Wolves know what Happy is only now learning. He can’t go back! Happy’s feet are soft and his muscles are slack from days under the crib. He’d never make it and if he did, Timbo would outrun him in seconds. Timbo would kill him in one lunge, and even if he could kill Timbo? His parts and the bitch wolves’ parts don’t match. They have forgotten he was ever one of them.

He sits on his haunches and tries to think. He is distracted by the buzz of blue lights on poles overhead, where he is used to looking up and seeing trees; by a sky so milky with reflected glare that stars don’t show; by the play of strident human voices in the houses all around, the mechanical sounds of a hundred household objects and the rush of cars on the great road that brought them here. Looking up at the house, he groans.

He doesn’t belong in there.

He doesn’t belong out here, either.

He gets up. Sighs. Stands back. Upstairs in the house, there is a single light. She is awake. Now he knows, and knowing hurts somehow. She doesn’t go into her lair and sleep after she leaves Happy’s door the way he thought she did. She sits up all night waiting. He steals back inside and goes upstairs to his room. Inside, he closes the door. Tonight, he will not turn the lock.

After not very long—did she hear or does she just know?—the bedroom door opens. She says his name.

“Happy?”

He always knew Happy was his name. This is just the first time he’s heard it spoken since he joined the wolves and made Sonia his mother. Does Brent not know? The name Brent calls him is different. Is this big, leaden woman who smells like despair the only one who knows who he really is? In the hospital where the police took him, Brent shouted at the doctor like a pet owner claiming a dog that had strayed. “Olmstead. It’s right here on his tag! Olmstead. Frederick.”

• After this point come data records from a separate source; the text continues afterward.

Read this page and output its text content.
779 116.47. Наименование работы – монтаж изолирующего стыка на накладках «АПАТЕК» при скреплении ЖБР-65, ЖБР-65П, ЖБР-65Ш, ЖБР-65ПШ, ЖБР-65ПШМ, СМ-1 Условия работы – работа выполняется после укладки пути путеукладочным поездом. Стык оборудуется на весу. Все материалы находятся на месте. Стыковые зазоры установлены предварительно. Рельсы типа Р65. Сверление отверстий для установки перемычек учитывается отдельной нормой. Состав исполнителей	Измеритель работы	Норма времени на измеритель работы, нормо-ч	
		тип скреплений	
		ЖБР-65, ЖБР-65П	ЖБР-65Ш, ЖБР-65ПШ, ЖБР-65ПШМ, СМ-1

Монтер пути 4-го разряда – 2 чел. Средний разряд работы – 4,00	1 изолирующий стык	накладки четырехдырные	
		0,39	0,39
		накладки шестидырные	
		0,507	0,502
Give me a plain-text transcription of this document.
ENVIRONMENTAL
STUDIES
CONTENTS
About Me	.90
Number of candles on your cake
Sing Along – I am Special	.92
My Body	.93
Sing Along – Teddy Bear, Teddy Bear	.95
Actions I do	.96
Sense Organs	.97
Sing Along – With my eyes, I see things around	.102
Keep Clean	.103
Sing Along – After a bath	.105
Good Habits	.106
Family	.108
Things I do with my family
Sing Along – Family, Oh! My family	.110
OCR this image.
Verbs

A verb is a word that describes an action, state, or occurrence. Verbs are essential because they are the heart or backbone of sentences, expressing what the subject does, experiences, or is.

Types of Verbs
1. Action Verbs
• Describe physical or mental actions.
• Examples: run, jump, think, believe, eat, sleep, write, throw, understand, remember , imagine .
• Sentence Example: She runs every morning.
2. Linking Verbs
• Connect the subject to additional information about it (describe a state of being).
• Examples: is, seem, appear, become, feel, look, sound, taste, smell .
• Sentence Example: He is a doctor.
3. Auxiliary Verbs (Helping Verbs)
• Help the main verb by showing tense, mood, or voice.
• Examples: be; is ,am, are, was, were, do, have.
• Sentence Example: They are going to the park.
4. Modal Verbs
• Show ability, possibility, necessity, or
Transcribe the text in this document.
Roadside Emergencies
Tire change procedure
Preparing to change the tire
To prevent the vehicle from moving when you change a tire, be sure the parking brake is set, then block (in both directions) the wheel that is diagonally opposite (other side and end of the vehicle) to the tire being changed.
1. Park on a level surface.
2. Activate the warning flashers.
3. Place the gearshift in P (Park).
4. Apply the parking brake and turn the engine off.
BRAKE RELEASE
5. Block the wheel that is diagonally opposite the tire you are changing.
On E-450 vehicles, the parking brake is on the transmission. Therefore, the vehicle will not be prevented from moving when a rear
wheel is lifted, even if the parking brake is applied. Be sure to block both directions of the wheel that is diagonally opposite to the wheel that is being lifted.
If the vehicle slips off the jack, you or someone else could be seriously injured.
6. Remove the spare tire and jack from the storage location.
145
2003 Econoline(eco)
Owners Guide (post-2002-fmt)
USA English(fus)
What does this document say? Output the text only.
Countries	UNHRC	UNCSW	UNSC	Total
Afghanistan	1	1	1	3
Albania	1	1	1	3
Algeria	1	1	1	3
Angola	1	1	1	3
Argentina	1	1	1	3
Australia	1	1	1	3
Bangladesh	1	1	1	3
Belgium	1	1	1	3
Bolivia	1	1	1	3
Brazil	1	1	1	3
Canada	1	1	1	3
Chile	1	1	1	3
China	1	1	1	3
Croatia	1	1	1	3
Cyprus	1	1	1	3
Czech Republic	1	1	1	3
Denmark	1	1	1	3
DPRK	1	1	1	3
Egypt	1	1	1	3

Her voice is soft as the darkness. “Oh, Happy. I’m so glad you came back.”

There is another of those terrible long silences in which he hears her shifting from foot to foot in the dark, pretending she’s not crying.

She says, “You don’t have to come out from under there if you don’t want to.”

She says, “Are you
OK
?”

It’s been a long time since words came out of Happy; he only had a few when they lost him. He isn’t ready. Will he ever be?

She says, “Is it
OK
if I sit down on the bed? I mean, since you’re not using it?”

Words. He is thinking about words. He knows plenty now, all that talk going on outside his locked door. He has heard dozens. He could spit out a word for her if he wanted, but which one? He waits until she gets tired of him waiting.

She says softly, “I’m sorry about everything.”

Then she says, all in a rush, “Oh, Happy. Can you ever forgive me?”

This is not a question Happy can answer.

There is a lot of nothing in the silence that follows. She is breathing the way Sonia did before she died. It’s a rasp of pain, but the mother smells all right to Happy. Wolves know nothing of the pain of waiting, nor do they know anything about the pain of guilt.

Her voice shakes in a way he is not used to. “Son?”

Son
. It does not parse. Happy rummages through all his words, but there is no right one.

The first morning light is showing in the window; Happy sees it touch the fake fur of the ruggy bear; he sees it outlining the hands she keeps folded on her plump knees and he watches as it picks out every vein in her sad, swelling ankles. She says, “It’s all my fault, you know.”

What should he do now, bare all his teeth the way they do, to show her he’s friendly? Beg her to go on? Howl until she stops? He doesn’t know.

She says, “I never should have had you.” Slumped on the edge of the bed she leans sideways and tilts her head, trying to see under the crib where Happy’s green eyes glint. He makes no expression a human could recognize, although Sonia would know it without question. She says, “Poor little thing.”